Mikel Landa is probably the strongest rider at the Tour de France, and the general opinion is that he is capable of winning the race. It’s hard not to get a sense of déjà vu and think of the 2012 Tour de France where Bradley Wiggins was the leader of Team Sky and Froome his domestique.

The difference is this isn't the first time Landa finds himself in this situation.

In the 2015 Giro d’Italia Landa was an Astana rider, and his sport director at that time, Giuseppe Martinelli, asked Landa to wait and work for Aru, saying afterwards that Landa would have won the race himself had he not done so.

In the end, Contador won that Giro and was flanked by the two Astana riders on the podium. 

A few months later, at the Vuelta a España, when Martinelli again asked Landa to wait, during the queen stage in Andorra, he took off his radio and won the stage.

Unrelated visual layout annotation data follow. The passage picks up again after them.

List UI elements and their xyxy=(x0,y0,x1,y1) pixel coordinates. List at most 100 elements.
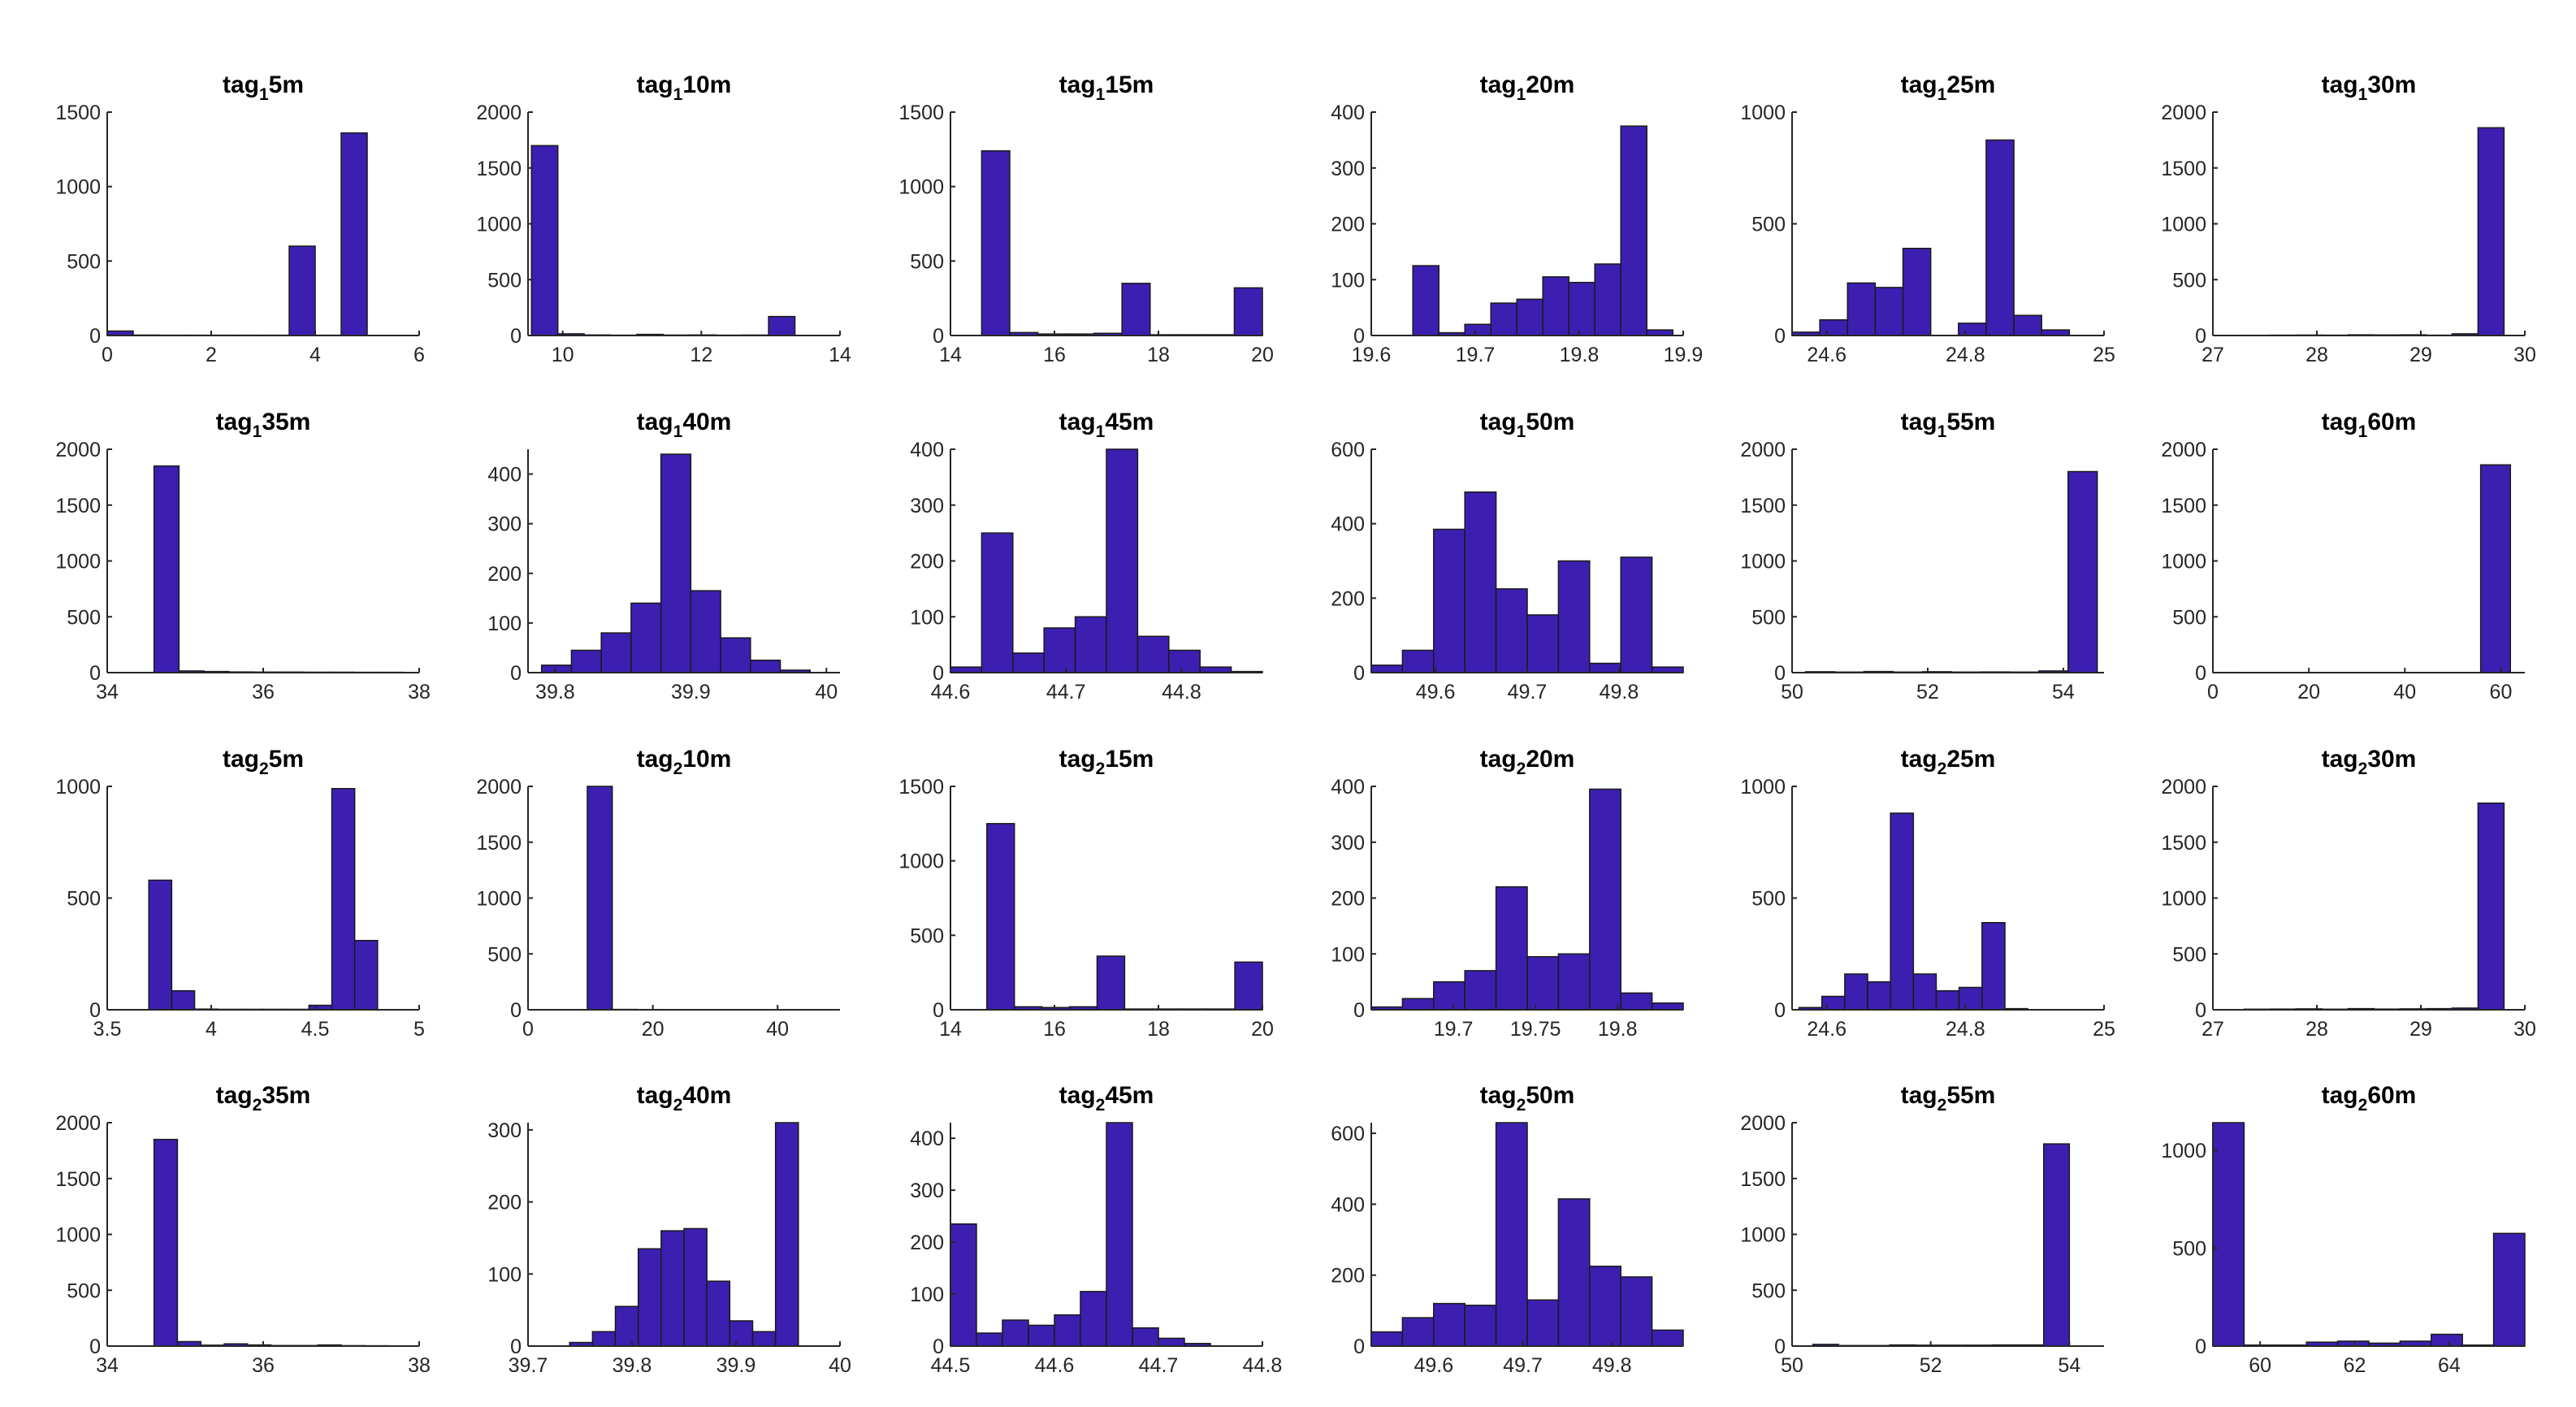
x-tick-label: 20 xyxy=(642,1018,665,1041)
y-tick-label: 400 xyxy=(1331,1193,1365,1216)
histogram-bar xyxy=(1412,265,1440,336)
y-tick-label: 0 xyxy=(510,999,522,1022)
x-tick-label: 60 xyxy=(2249,1354,2271,1377)
histogram-bar xyxy=(683,1227,708,1347)
histogram-bar xyxy=(1054,1314,1081,1347)
y-tick-label: 300 xyxy=(487,1119,522,1142)
x-tick-label: 39.9 xyxy=(671,681,711,704)
histogram-bar xyxy=(2431,1333,2463,1347)
x-tick-label: 34 xyxy=(96,1354,119,1377)
y-tick-label: 1000 xyxy=(898,851,944,873)
histogram-bar xyxy=(1012,652,1045,673)
histogram-bar xyxy=(1821,995,1846,1011)
x-tick-label: 25 xyxy=(2093,344,2115,366)
y-tick-label: 1500 xyxy=(2161,495,2206,517)
histogram-panel: 44.5 44.6 44.7 44.8 0 100 200 300 400 tag245m xyxy=(910,1082,1282,1377)
histogram-bar xyxy=(1620,992,1653,1011)
y-tick-label: 1000 xyxy=(1740,551,1786,574)
panel-title: tag210m xyxy=(637,746,732,778)
y-tick-label: 0 xyxy=(1353,999,1365,1022)
x-tick-label: 4 xyxy=(310,344,321,366)
histogram-bar xyxy=(660,1230,685,1347)
y-tick-label: 300 xyxy=(910,495,944,517)
x-tick-label: 0 xyxy=(522,1018,534,1041)
histogram-bar xyxy=(1433,981,1466,1011)
histogram-bar xyxy=(1620,556,1653,673)
x-tick-label: 19.9 xyxy=(1664,344,1704,366)
y-tick-label: 0 xyxy=(89,999,101,1022)
panel-title: tag250m xyxy=(1480,1082,1575,1115)
histogram-bar xyxy=(774,1122,799,1347)
x-tick-label: 14 xyxy=(939,344,962,366)
y-tick-label: 0 xyxy=(1774,662,1786,685)
x-tick-label: 50 xyxy=(1781,681,1803,704)
histogram-bar xyxy=(1028,1324,1055,1347)
histogram-bar xyxy=(1080,1291,1107,1347)
histogram-bar xyxy=(1136,635,1170,673)
histogram-panel: 24.6 24.8 25 0 500 1000 tag225m xyxy=(1740,746,2115,1041)
histogram-bar xyxy=(1516,298,1543,336)
y-tick-label: 2000 xyxy=(55,1112,101,1135)
y-tick-label: 1500 xyxy=(55,102,101,124)
y-tick-label: 400 xyxy=(1331,513,1365,536)
y-tick-label: 1000 xyxy=(2161,214,2206,236)
histogram-panel: 34 36 38 0 500 1000 1500 2000 tag235m xyxy=(55,1082,431,1377)
histogram-bar xyxy=(1464,491,1497,673)
x-tick-label: 52 xyxy=(1916,681,1939,704)
x-tick-label: 29 xyxy=(2409,1018,2432,1041)
x-tick-label: 44.6 xyxy=(1035,1354,1075,1377)
histogram-bar xyxy=(1589,1266,1621,1347)
y-tick-label: 1000 xyxy=(476,888,522,911)
histogram-bar xyxy=(981,149,1011,336)
y-tick-label: 0 xyxy=(1353,325,1365,348)
histogram-bar xyxy=(1401,998,1435,1011)
histogram-panel: 3.5 4 4.5 5 0 500 1000 tag25m xyxy=(55,746,425,1041)
x-tick-label: 49.7 xyxy=(1508,681,1548,704)
x-tick-label: 44.8 xyxy=(1243,1354,1283,1377)
y-tick-label: 1500 xyxy=(1740,1168,1786,1191)
x-tick-label: 30 xyxy=(2513,344,2536,366)
histogram-bar xyxy=(1233,287,1263,336)
histogram-bar xyxy=(1401,649,1435,673)
x-tick-label: 50 xyxy=(1781,1354,1803,1377)
histogram-bar xyxy=(981,532,1014,673)
histogram-bar xyxy=(1568,281,1595,336)
y-tick-label: 600 xyxy=(1331,1123,1365,1145)
histogram-bar xyxy=(1594,263,1621,336)
y-tick-label: 100 xyxy=(1331,269,1365,292)
x-tick-label: 10 xyxy=(552,344,574,366)
histogram-bar xyxy=(1106,1122,1133,1347)
histogram-panel: 27 28 29 30 0 500 1000 1500 2000 tag130m xyxy=(2161,71,2536,366)
histogram-bar xyxy=(530,145,559,336)
y-tick-label: 100 xyxy=(487,1263,522,1286)
y-tick-label: 400 xyxy=(1331,776,1365,799)
x-tick-label: 20 xyxy=(1251,1018,1274,1041)
histogram-bar xyxy=(1433,1302,1466,1347)
y-tick-label: 500 xyxy=(67,250,101,273)
y-tick-label: 500 xyxy=(910,250,944,273)
histogram-bar xyxy=(1433,528,1466,673)
y-tick-label: 1500 xyxy=(55,495,101,517)
histogram-bar xyxy=(288,245,316,336)
histogram-bar xyxy=(1495,886,1528,1011)
panel-title: tag145m xyxy=(1059,409,1154,441)
histogram-bar xyxy=(2041,329,2071,336)
histogram-bar xyxy=(1526,1299,1560,1347)
histogram-bar xyxy=(1495,1122,1528,1347)
y-tick-label: 0 xyxy=(510,1336,522,1358)
panel-title: tag130m xyxy=(2322,71,2417,104)
histogram-bar xyxy=(1981,922,2006,1011)
x-tick-label: 24.8 xyxy=(1946,344,1985,366)
y-tick-label: 0 xyxy=(89,1336,101,1358)
histogram-bar xyxy=(1985,139,2015,336)
x-tick-label: 3.5 xyxy=(93,1018,122,1041)
x-tick-label: 0 xyxy=(2207,681,2219,704)
histogram-panel: 19.6 19.7 19.8 19.9 0 100 200 300 400 tag120m xyxy=(1331,71,1703,366)
histogram-panel: 49.6 49.7 49.8 0 200 400 600 tag150m xyxy=(1331,409,1684,704)
y-tick-label: 1000 xyxy=(2161,1140,2206,1162)
histogram-bar xyxy=(750,659,781,673)
histogram-bar xyxy=(1168,649,1201,673)
x-tick-label: 5 xyxy=(413,1018,425,1041)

A few days later, however, in the crucial stage in the mountains in Madrid, he sacrificed himself for Aru and the team to take the overall victory from Tom Dumoulin

Landa deserves a team where he can finally be a leader and show how far he can get. If rumours are confirmed, he will sign with Movistar next year and hopefully they will make the most of him.

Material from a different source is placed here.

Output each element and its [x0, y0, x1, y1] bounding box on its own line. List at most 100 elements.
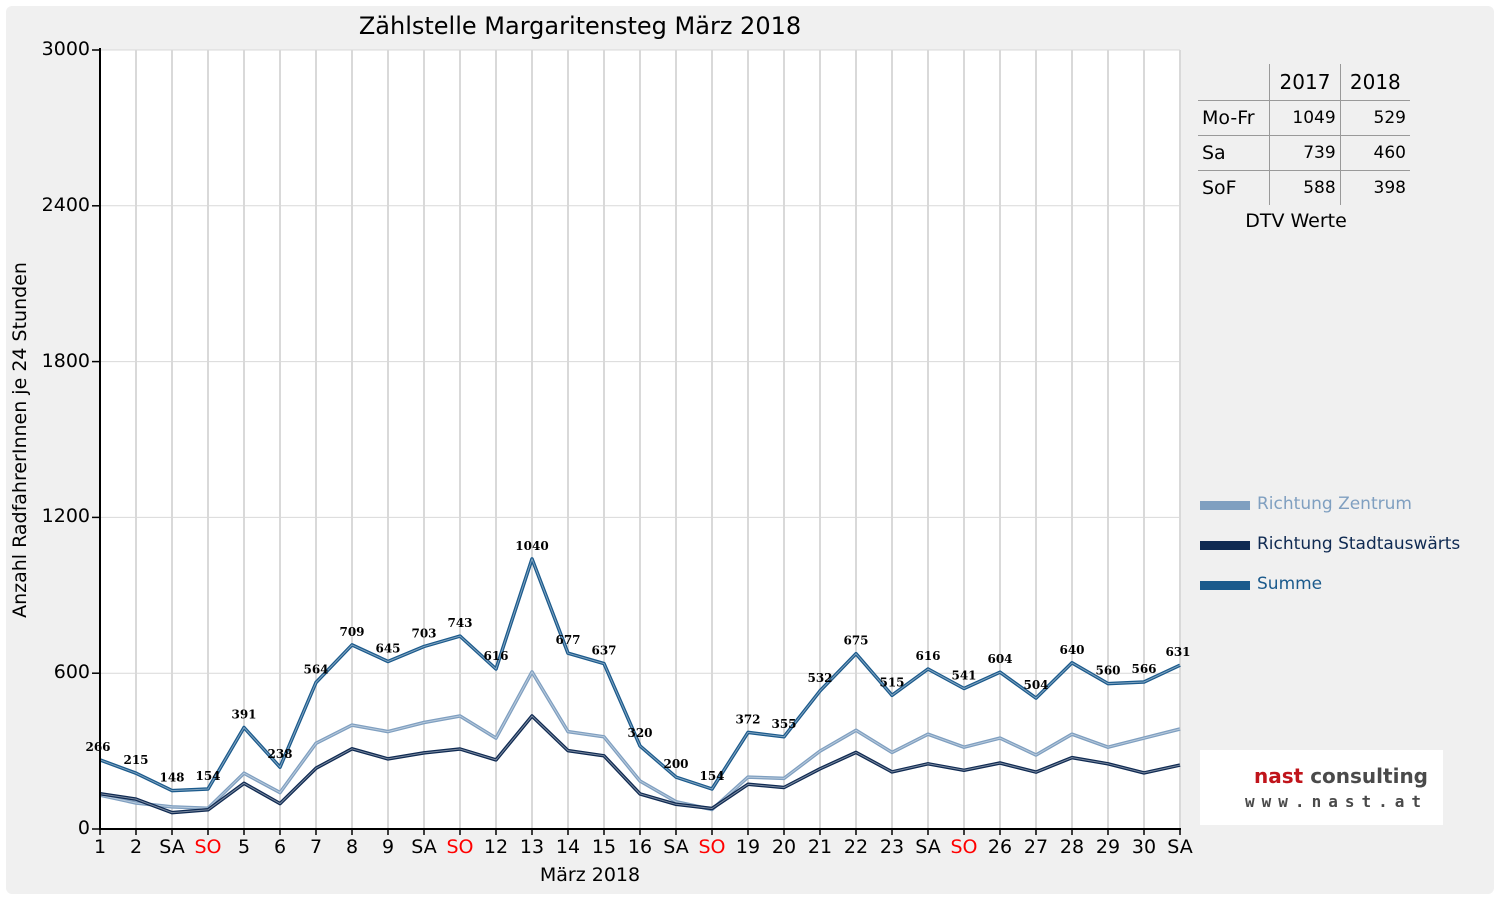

The Spanish golden generation is getting old, so it’s surely time to give the Basque rider an opportunity. 

Back to the Tour, though, and Landa is firm about his place in the team and the race. A couple of days ago he told me, ‘I will contain myself and will work for the good of the team’.

He showed that on Sunday, waiting for Froome after a mechanical problem that threatened his lead in the race. 

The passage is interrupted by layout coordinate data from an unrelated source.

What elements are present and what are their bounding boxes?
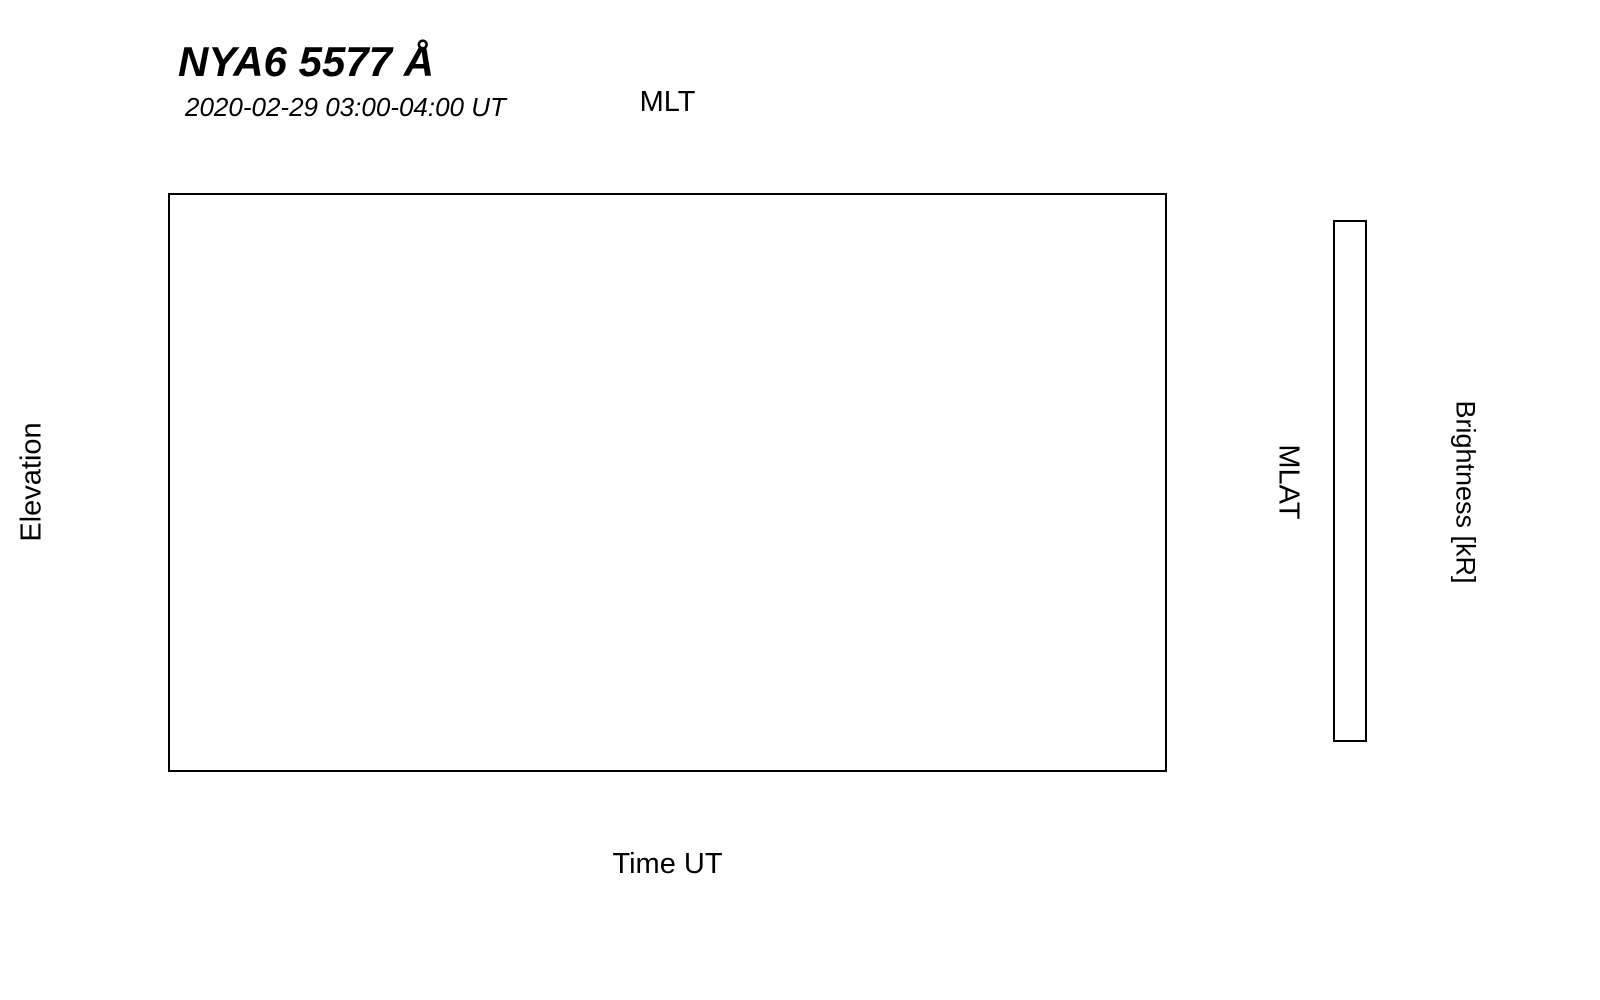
right-axis-title: MLAT xyxy=(1272,444,1305,520)
colorbar-canvas xyxy=(1335,222,1365,740)
figure-title: NYA6 5577 Å xyxy=(178,38,435,85)
left-axis-title: Elevation xyxy=(15,422,48,542)
bottom-axis-title: Time UT xyxy=(612,848,723,880)
colorbar xyxy=(1333,220,1367,742)
colorbar-axis-title: Brightness [kR] xyxy=(1450,400,1481,584)
heatmap-canvas xyxy=(170,195,1165,770)
top-axis-title: MLT xyxy=(639,86,696,118)
heatmap-plot-area xyxy=(168,193,1167,772)
figure-subtitle: 2020-02-29 03:00-04:00 UT xyxy=(185,92,506,122)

That wasn’t all that happened during the climb to Peyra Taillade, though. In the kilometres that Froome rode isolated the fans booed him, and we were puzzled.

The only explanation I can offer is that the fans are hopeful of a new winner in Paris after years of Sky dominance at the Tour, but it doesn’t excuse such a bad attitude.

In a race like the Tour it is a shame to see anything but support for the riders, no matter where they come from or which jersey they wear. One thing for certain is that Chris Froome is a gentleman and a fair player, and he showed this again in how he handled the matter.

Let the games begin

As for the overall situation, the race hasn't been as open as this for years. The signs of weakness from Froome are giving his rivals new energy to keep atacking each other in the last hard ramps. It’s these short and sharp attacks that are proving to be the most decisive.

One thing Froome’s rivals have in common in their tactical bravery, which means we have a guaranteed battle every day. The attacks are coming from all sides too. 

Romain Bardet is proving to be a serious rival this year, and all signs suggest he will continue to flourish for years of the Tour de France.

Many of us have been celebrating the return to top form of Rigoberto Uran, as well as the ideal shape of Dan Martin for their role in animating the race.

After his debut in 2016, where he took 19th place in the General Classification, 19 minutes behind Froome, Aru was certain the Tour was not a race for him, and he would never be able to win it.

The race was not even part of his original calendar for 2017, with the Giro d'Italia and Vuelta a España being his key goals. Going into the final six stages, he's had two days in the yellow jersey and is still second in the GC, just 18 seconds down. 

Being among the riders, you can feel how much the favourites for the General Classification are enjoying a race where, for a change, the winner will be decided entirely in the last week.

Ahead sits the Col du Télégraphe, the Col du Galibier, the Col d'Izoard, and plenty of other terrain for ambushes – for as we have seen over and over in this Tour, not everything is decided in the mountains.

So I don’t see the favourites for the overall victory unwinding during today’s rest day, but I imagine them biting their nails while poring over maps, searching out for the time and place for that perfect final attack.

Who will win in Paris? Luckily it's still anyone’s guess.